Port Angeles man sentenced to four years for third-degree rape of child

Tucker Kahler convicted Thursday

Tucker Kahler

Tucker Kahler

PORT ANGELES — Tucker S. Kahler has been sentenced to four years in prison for the third-degree rape of a 14-year-old girl.

Kahler, 27, of Port Angeles was sentenced Thursday on one count of third-degree rape of a child. The sentence was at the high end of the 36- to 48-month standard sentencing range.

Kahler was acquitted on a second charge of second-degree rape last month in the first jury trial in Clallam County Superior Court with COVID-19 precautions.

Superior Court Judge Lauren Erickson imposed the four-year sentence Thursday as recommended by Deputy Prosecuting Attorney Sarah Woolman, the state’s trial lawyer.

“I believe the high end of the range is warranted here, not because there was an allegation of rape 2, but because I think this was predatory behavior, and that concerns me,” Erickson said at the hearing.

Kahler is a registered sex offender who was convicted as a juvenile in 2010 on one count of first-degree child molestation. The victim in that case was a 7-year-old boy who was known to Kahler, Woolman said.

“The state has significant concern because this is a completely different type of victim profile,” Woolman said.

“Here we have a 14-year-old female completely unknown to the defendant before the offense.”

Port Angeles police said Kahler met the child at the Sequim Walmart on July 21, 2019, and raped her that evening in his vehicle on Ediz Hook.

Police said Kahler provided the teen with two White Claw alcoholic beverages before the rape.

Kahler has maintained his innocence and plans to appeal, defense attorney Stan Myers said.

Kahler did not provide a statement to the court Thursday at Myers’ behest.

“He still maintains that she represented herself as 18 years old,” Myers told Erickson.

“Even so, my client knows that he could have and should have behaved differently in this case.”

Myers asked Erickson to impose a low-end or medium-range sentence for his client.

“The jury found that he did not force her to have sex with him,” Myers said in response to Woolman’s sentencing recommendations.

“And so the rape of a child in the third degree is ostensibly a strict liability case. He admitted that he had sex with her, and it was later found out that she was 14 at the time.”

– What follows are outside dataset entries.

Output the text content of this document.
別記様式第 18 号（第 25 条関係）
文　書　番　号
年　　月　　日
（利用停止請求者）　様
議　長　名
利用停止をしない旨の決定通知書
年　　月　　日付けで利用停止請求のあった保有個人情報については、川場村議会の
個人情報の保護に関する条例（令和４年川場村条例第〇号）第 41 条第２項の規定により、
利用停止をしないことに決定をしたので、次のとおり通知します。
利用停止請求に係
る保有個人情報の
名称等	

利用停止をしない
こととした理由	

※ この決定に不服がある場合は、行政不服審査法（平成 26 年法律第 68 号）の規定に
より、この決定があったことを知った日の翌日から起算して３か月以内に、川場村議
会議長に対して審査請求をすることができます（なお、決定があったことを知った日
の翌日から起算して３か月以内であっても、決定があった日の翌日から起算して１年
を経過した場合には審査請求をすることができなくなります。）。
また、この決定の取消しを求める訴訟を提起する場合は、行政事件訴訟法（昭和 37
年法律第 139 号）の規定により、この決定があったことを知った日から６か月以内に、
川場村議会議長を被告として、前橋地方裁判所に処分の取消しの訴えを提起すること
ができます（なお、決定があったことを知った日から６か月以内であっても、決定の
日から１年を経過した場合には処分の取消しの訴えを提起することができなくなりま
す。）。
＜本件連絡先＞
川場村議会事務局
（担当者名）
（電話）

The victim testified at trial. Her grandfather provided a victim impact statement to the court.

“This has been the worst episode in our lives,” he said.

“No matter what kind of sentence he receives, it will not last as long as our nightmares and memories of this situation and the effect that it has and will continue to have on our and (the victim’s) life.”

Kahler received sex offender treatment as part of his child molestation conviction, Woolman said.

He has another trial scheduled for Sept. 28 on a 2019 failure to register as a sex offender case, court papers show.

“The state appreciates the judge agreeing with our recommendation for the high end of the range,” Woolman said after the hearing Thursday.

“We believe it is the proper result given the circumstances of this case and the fact that Mr. Kahler is a repeat offender.

“It is the policy of the Clallam County Prosecuting Attorney’s Office to aggressively prosecute persons who commit crimes against children,” Woolman added.

“They are always difficult cases because we have to ask so much from the child and his or her family throughout the trial process in order to achieve a just result.”

At trial, the jury and other court participants wore masks — except when testifying — and abided by other COVID-19 infection control measures as recommended by county health officials, Woolman has said.

Myers said he and Woolman worked together to ensure that the first jury trial of the COVID-19 era ran smoothly.

“We were able to agree on virtually everything prior to the trial, and I attribute that to her professionalism,” Myers said.